Par ce temps de révolution, les meneurs sont-ils des hommes du peuple ?


Certains mauritaniens semblent aujourd’hui ne plus jurer que par la révolution. Ce fait, rétorquent-ils, est consécutif au niveau de déliquescence et d’usure du pouvoir, d’une part, et la dégradation des conditions de vie des citoyens, d’autre part. Sans rentrer dans la polémique, je dis que nul ne peut ignorer la crise dans laquelle se débat aujourd’hui le pays.

Mais l’attribuer au seul pouvoir alors que même s’il nous est arrivé, dans notre rejet du coup d’Etat, de nous inscrire en faux avec lui en le dénonçant et l’incriminant, nous avons aussi accepté à raison ou à tort de le reconnaître comme partenaire dans la gestion des affaires publiques de l’Etat en signant l’accord cadre de Dakar.

Prenant comme toujours « (la mauvaise) habitude de considérer (nos) rêves de pouvoir pour la réalité » nous avons accepté de nous engager dans une élection que tout le monde savait perdue d’avance. En plus quel est le parti de l’opposition qui n’a pas fini par reconnaître Mohamed Ould Abdel Aziz ?

Rien ne nous y obligeait mais nous l’avons fait. Alors il nous revient, au nom de la logique, le devoir d’être cohérent et d’assumer nos décisions, fussent-elles décevantes.

S’agissant maintenant de la révolution et de sa magnificence, au-delà du fait que cela constitue une reconnaissance de fait que nous en sommes arrivés à un point de non-retour, c’est aussi un appel sans détour à la confrontation et donc à la violence. Le va-t-en-guerre lisible en filigrane dans les déclarations, dans les communiqués et les interviews qui ne manquent de rien que de l’essentiel : savoir poser les problèmes avec réalisme et sang froid, loin de la surenchère et la démagogie. On y va sans gants ni pincettes. Pas de pragmatisme. Pas de praxis.

A ce fait s’ajoutent les insinuations insidieuses tout comme les manœuvres populistes et machiavéliques d’instrumentalisation des souffrances humaines ; des courbettes, par-ci, des clins d’œil, par-là. Tous les prétextes sont bons pour s’arrimer sur l’orbite des organisations des droits de l’homme dont pourtant les responsables n’échappent pas à la vindicte et la diffamation des idéologues de la révolution qui les accusent dans leurs réunions de racistes, d’extrémistes et de divisionnistes.

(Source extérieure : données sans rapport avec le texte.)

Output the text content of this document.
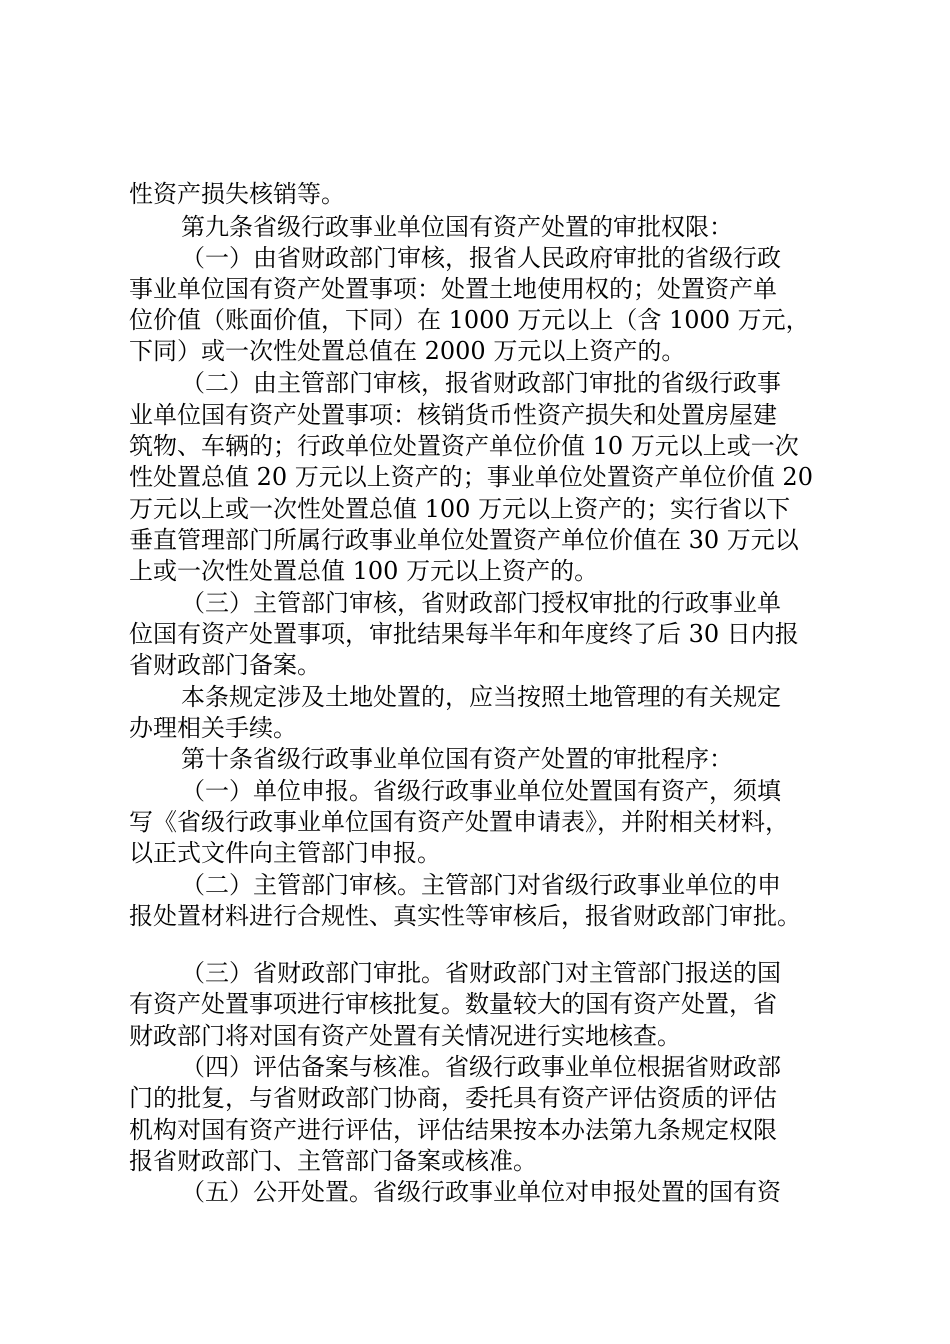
性资产损失核销等。
第九条省级行政事业单位国有资产处置的审批权限：
（一）由省财政部门审核，报省人民政府审批的省级行政
事业单位国有资产处置事项：处置土地使用权的；处置资产单
位价值（账面价值，下同）在 1000 万元以上（含 1000 万元，
下同）或一次性处置总值在 2000 万元以上资产的。
（二）由主管部门审核，报省财政部门审批的省级行政事
业单位国有资产处置事项：核销货币性资产损失和处置房屋建
筑物、车辆的；行政单位处置资产单位价值 10 万元以上或一次
性处置总值 20 万元以上资产的；事业单位处置资产单位价值 20
万元以上或一次性处置总值 100 万元以上资产的；实行省以下
垂直管理部门所属行政事业单位处置资产单位价值在 30 万元以
上或一次性处置总值 100 万元以上资产的。
（三）主管部门审核，省财政部门授权审批的行政事业单
位国有资产处置事项，审批结果每半年和年度终了后 30 日内报
省财政部门备案。
本条规定涉及土地处置的，应当按照土地管理的有关规定
办理相关手续。
第十条省级行政事业单位国有资产处置的审批程序：
（一）单位申报。省级行政事业单位处置国有资产，须填
写《省级行政事业单位国有资产处置申请表》，并附相关材料，
以正式文件向主管部门申报。
（二）主管部门审核。主管部门对省级行政事业单位的申
报处置材料进行合规性、真实性等审核后，报省财政部门审批。
（三）省财政部门审批。省财政部门对主管部门报送的国
有资产处置事项进行审核批复。数量较大的国有资产处置，省
财政部门将对国有资产处置有关情况进行实地核查。
（四）评估备案与核准。省级行政事业单位根据省财政部
门的批复，与省财政部门协商，委托具有资产评估资质的评估
机构对国有资产进行评估，评估结果按本办法第九条规定权限
报省财政部门、主管部门备案或核准。
（五）公开处置。省级行政事业单位对申报处置的国有资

Que l’appel à la révolution soit spontané, c’est logique. Que la révolution soit conçue par le peuple et pour le peuple, c’est concevable. Qu’elle exprime les revendications sincères des masses populaires écrasées, les victimes de l’injustice et des dénis de droits, c’est permis et même légitime. Car nul n’a le doit de mépriser le peuple ni s’opposer à sa volonté. Aucune voix n’est au-dessus de celle du peuple.

Mais pourvu que ce soit lui, le peuple et non des instigateurs de révoltes, ces thuriféraires de la sclérose exactement, les mêmes qui chantaient naguère les privilèges de la race, le droit de naissance et qui rivalisaient de plaidoyers pour nier l’existence de l’esclavage ou le rebaptiser séquelles selon le jargon des partisans du marxisme aplati. Ceci est d’autant plus absurde que les partis politiques s’érigent en officine de fabrication de rhétorique de diversion et de calomnie se dérobant ainsi à leur mission originelle comme cadre de promotion et d’ancrage des valeurs de dialogue, de tolérance et de paix.

D’où que cela puisse venir, ces agissements dénotent un aveu d’échec cinglant et un sentiment de déchéance politique sans précédent. Cela exprime-il l’état d’esprit d’une partie de la classe politique qui serait aujourd’hui aux prises avec le doute et à l’usure faute de pouvoir se faire comprendre ? Je souhaite que non ! Car nos partis savent, à ce que je sache, que c’est l’opposition qui a eu le mérite d’avoir mis le pays sur l’orbite de la démocratie contre la volonté du pouvoir de l’époque et c’est à elle que reviendrait aussi le devoir d’en défendre les nombreux acquis dont les gestions pluralistes communales, la polyphonie des voix sous l’hémicycle du parlement…, n’en déplaise aux sceptiques.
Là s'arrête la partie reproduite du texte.